As arms control officials for both countries worked into the night, observers with some years in the international arena likened it to treaty negotiations between the U.S. and the former Soviet Union during the Cold War.

Called “Framework For Elimination of Syrian Chemical Weapons,” the agreement is just four pages long and outlines procedures for “expeditious destruction of the Syrian chemical weapons program and stringent verification.”

Russia and the U.S. have agreed that the Syrian government possesses 1,000 tons of chemical agents and precursors. The U.S. believes the material is located in 45 sites, all in regime hands, half of which have useable quantities of chemical agents, according to a U.S. official. But it is believed that Russia has not agreed on the number of sites, nor that they are all under control.

These are the six points to the agreement:

  1. The amount and type of chemical weapons must be agreed and “rapidly” placed under international control.
  2. Syria must submit a comprehensive listing of its stockpiles within one week.
  3. Extraordinary procedures under the Chemical Weapons Convention will allow “expeditious destruction.”
  4. Syria must give inspectors “immediate, unfettered access” to all sites.
  5. All chemical weapons must be destroyed, including the possibility of removing weapons from Syrian territory.
  6. The U.N. will provide logistical support, and compliance would be enforced under Chapter VII.

French Foreign Minister Laurent Fabius said it was an “important advance.” France was the only country that agreed to join the U.S. in taking military action in Syria.

British Foreign Secretary William Hague released a statement saying, “The onus is now on the Assad regime to comply with this agreement in full.
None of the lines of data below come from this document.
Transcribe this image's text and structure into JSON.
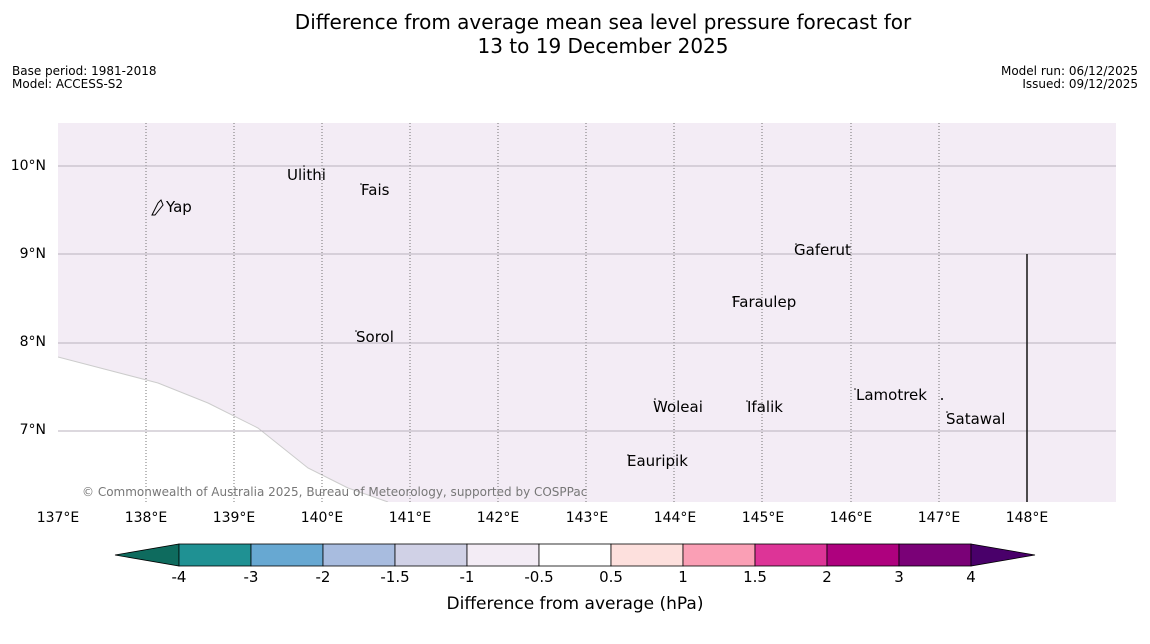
{
  "header": {
    "title_line1": "Difference from average mean sea level pressure forecast for",
    "title_line2": "13 to 19 December 2025",
    "base_period": "Base period: 1981-2018",
    "model": "Model: ACCESS-S2",
    "model_run": "Model run: 06/12/2025",
    "issued": "Issued: 09/12/2025"
  },
  "map": {
    "latitude_labels": [
      "10°N",
      "9°N",
      "8°N",
      "7°N"
    ],
    "longitude_labels": [
      "137°E",
      "138°E",
      "139°E",
      "140°E",
      "141°E",
      "142°E",
      "143°E",
      "144°E",
      "145°E",
      "146°E",
      "147°E",
      "148°E"
    ],
    "places": [
      "Yap",
      "Ulithi",
      "Fais",
      "Gaferut",
      "Faraulep",
      "Sorol",
      "Woleai",
      "Ifalik",
      "Lamotrek",
      "Satawal",
      "Eauripik"
    ],
    "field_color": "#f3ecf5",
    "field_category": "-1 to -0.5",
    "copyright": "© Commonwealth of Australia 2025, Bureau of Meteorology, supported by COSPPac"
  },
  "colorbar": {
    "ticks": [
      "-4",
      "-3",
      "-2",
      "-1.5",
      "-1",
      "-0.5",
      "0.5",
      "1",
      "1.5",
      "2",
      "3",
      "4"
    ],
    "colors": [
      "#0e6b5e",
      "#1f9193",
      "#67a8d2",
      "#a8bcdf",
      "#d0d1e6",
      "#f3ecf5",
      "#ffffff",
      "#fde0dd",
      "#fa9fb5",
      "#dd3497",
      "#ae017e",
      "#7a0177",
      "#49006a"
    ],
    "label": "Difference from average (hPa)"
  }
}
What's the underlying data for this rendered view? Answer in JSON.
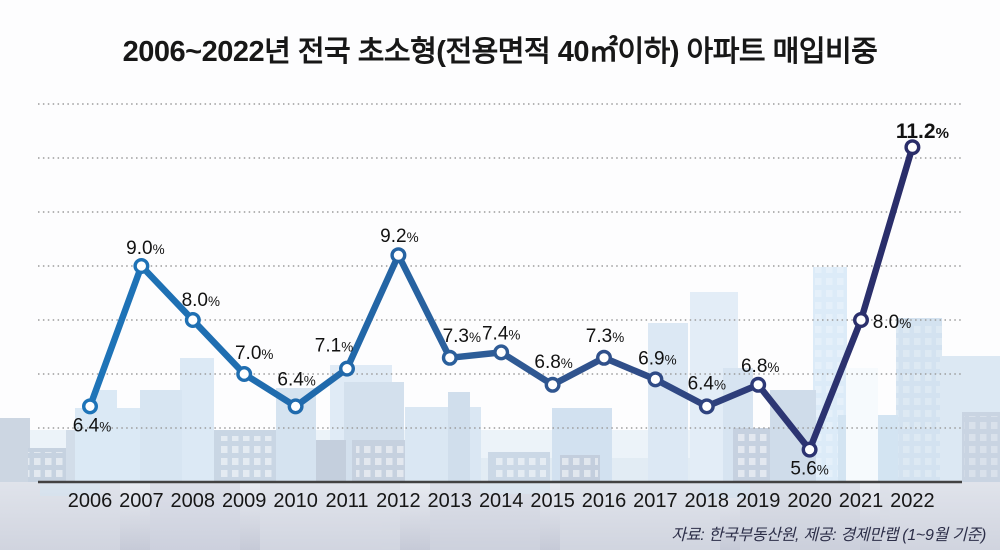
{
  "title": "2006~2022년 전국 초소형(전용면적 40㎡이하) 아파트 매입비중",
  "source": "자료: 한국부동산원, 제공: 경제만랩 (1~9월 기준)",
  "chart_data": {
    "type": "line",
    "categories": [
      "2006",
      "2007",
      "2008",
      "2009",
      "2010",
      "2011",
      "2012",
      "2013",
      "2014",
      "2015",
      "2016",
      "2017",
      "2018",
      "2019",
      "2020",
      "2021",
      "2022"
    ],
    "values": [
      6.4,
      9.0,
      8.0,
      7.0,
      6.4,
      7.1,
      9.2,
      7.3,
      7.4,
      6.8,
      7.3,
      6.9,
      6.4,
      6.8,
      5.6,
      8.0,
      11.2
    ],
    "value_labels": [
      "6.4",
      "9.0",
      "8.0",
      "7.0",
      "6.4",
      "7.1",
      "9.2",
      "7.3",
      "7.4",
      "6.8",
      "7.3",
      "6.9",
      "6.4",
      "6.8",
      "5.6",
      "8.0",
      "11.2"
    ],
    "unit": "%",
    "title": "2006~2022년 전국 초소형(전용면적 40㎡이하) 아파트 매입비중",
    "xlabel": "",
    "ylabel": "",
    "ylim": [
      5,
      12.5
    ],
    "yticks": [
      6,
      7,
      8,
      9,
      10,
      11,
      12
    ],
    "grid": "horizontal-dotted",
    "legend": "none",
    "marker": "white-circle",
    "highlight_last_point": true,
    "highlight_color": "#2b2d6a",
    "line_gradient": [
      "#1e74b8",
      "#2069ab",
      "#2f5b95",
      "#304a85",
      "#2c3472",
      "#2a2d69"
    ]
  },
  "colors": {
    "title": "#171717",
    "data_label": "#121212",
    "axis": "#424242",
    "grid": "#9c9c9c",
    "source_text": "#2c2e48",
    "skyline_light_blue": "#dbe9f5",
    "skyline_gray_blue": "#c7d2e0",
    "footer_band_top": "#e9ecf2",
    "footer_band_bottom": "#c6cad7"
  }
}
The international community, including Russia, must hold the regime to account.”

U.N. Secretary-General Ban Ki-moon pledged “the support of the United Nations in its implementation.”

But the Syrian opposition was not so pleased, with leader of the anti-Assad Free Syrian Army rejecting the deal and promising to continue fighting.

“There is nothing in this agreement that concerns us,” said Gen. Salim Idriss, who called it a Russian initiative designed to gain time for the Syrian government.